Alessandro écrivit quelques phrases sur son carnet de voyage, avant de sortir de sa cabine. Il déboucha sur le pont du bateau sur lequel il avait embarqué quelques jours plus tôt, à destination d'un pays où il n'avait encore jamais mis les pieds.

Le jésuite s'adossa au bastingage pour observer la mer en silence, mais fut vite rejoint par le capitaine du navire.

— Vous vous décidez à nous tenir compagnie, Frère Alessandro ?

— On dirait que oui, répondit-il d'un ton tranquille.


Alessandro avait passé la majorité de la dernière semaine cloîtré dans sa cabine, occupé à étudier les us et coutumes du territoire qui allait bientôt les accueillir.

— Qu'est-ce qui vous emmène en Orient ?, demanda l'homme, visiblement décidé à lancer la conversation.

— Une mission pour mon ordre religieux. Et vous ?

— Oh vous savez, nous sommes un navire marchand. Nous faisons la navette entre plusieurs pays avec diverses denrées. Pour l'instant, nous sommes spécialisés dans les épices et la soie, mais avant cela...

Le capitaine jeta un regard à Pedro, occupé à jouer aux dames avec d'autres membres de l'équipage.
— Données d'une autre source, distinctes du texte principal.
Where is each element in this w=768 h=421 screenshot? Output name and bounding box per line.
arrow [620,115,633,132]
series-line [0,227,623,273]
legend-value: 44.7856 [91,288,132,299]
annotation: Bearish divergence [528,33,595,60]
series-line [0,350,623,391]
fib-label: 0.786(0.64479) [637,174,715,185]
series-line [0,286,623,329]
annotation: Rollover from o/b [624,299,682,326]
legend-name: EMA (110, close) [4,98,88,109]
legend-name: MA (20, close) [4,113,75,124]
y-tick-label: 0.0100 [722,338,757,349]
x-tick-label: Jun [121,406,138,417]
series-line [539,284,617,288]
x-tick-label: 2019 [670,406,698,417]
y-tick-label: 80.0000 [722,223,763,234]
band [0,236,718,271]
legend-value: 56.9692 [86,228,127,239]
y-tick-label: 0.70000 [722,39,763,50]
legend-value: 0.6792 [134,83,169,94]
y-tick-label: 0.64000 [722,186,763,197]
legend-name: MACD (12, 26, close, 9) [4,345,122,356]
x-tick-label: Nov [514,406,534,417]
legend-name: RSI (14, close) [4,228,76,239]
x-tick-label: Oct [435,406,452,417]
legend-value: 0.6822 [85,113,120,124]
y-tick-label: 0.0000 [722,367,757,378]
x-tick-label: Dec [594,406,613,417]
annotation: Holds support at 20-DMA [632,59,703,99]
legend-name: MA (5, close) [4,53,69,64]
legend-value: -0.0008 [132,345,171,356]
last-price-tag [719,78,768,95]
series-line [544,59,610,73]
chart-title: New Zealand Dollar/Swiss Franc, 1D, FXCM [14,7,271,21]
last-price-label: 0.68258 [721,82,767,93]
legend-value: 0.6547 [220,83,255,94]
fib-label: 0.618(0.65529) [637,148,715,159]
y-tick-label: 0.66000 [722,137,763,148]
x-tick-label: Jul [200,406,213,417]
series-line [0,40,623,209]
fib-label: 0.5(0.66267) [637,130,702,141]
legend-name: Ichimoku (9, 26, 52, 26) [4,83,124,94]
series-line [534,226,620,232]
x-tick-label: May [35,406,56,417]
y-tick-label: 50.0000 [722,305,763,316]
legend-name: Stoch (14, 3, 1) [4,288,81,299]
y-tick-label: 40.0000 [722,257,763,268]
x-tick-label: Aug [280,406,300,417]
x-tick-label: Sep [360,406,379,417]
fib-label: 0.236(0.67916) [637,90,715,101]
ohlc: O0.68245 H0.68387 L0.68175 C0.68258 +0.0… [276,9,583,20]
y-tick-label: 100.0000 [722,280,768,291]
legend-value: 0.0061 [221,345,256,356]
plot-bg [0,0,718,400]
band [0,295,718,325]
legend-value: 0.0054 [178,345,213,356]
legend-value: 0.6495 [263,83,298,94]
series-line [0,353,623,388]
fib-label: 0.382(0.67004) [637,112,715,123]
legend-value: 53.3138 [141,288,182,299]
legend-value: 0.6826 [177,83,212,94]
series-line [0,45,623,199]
— J'ai fait dans le transport de meuble.

Le « transport de meubles » était une manière parmi d'autres de désigner la traite négrière. Il y avait une certaine ironie à savoir que Pedro foulait chaque jour un pont qui avait par le passé abrité un grand nombre de ses semblables, destinés tout comme lui à une vie de servitude.

— Pendant que vous restiez dans votre cabine, votre nègre a réussi à mettre dans sa poche une bonne partie de mon équipage.

— Ah oui ?



Alessandro observa à son tour le colosse qui jouait du coude avec les matelots. Effectivement, il semblait être parfaitement dans son élément, bien loin du comportement neutre et effacé qu'il adoptait en sa présence.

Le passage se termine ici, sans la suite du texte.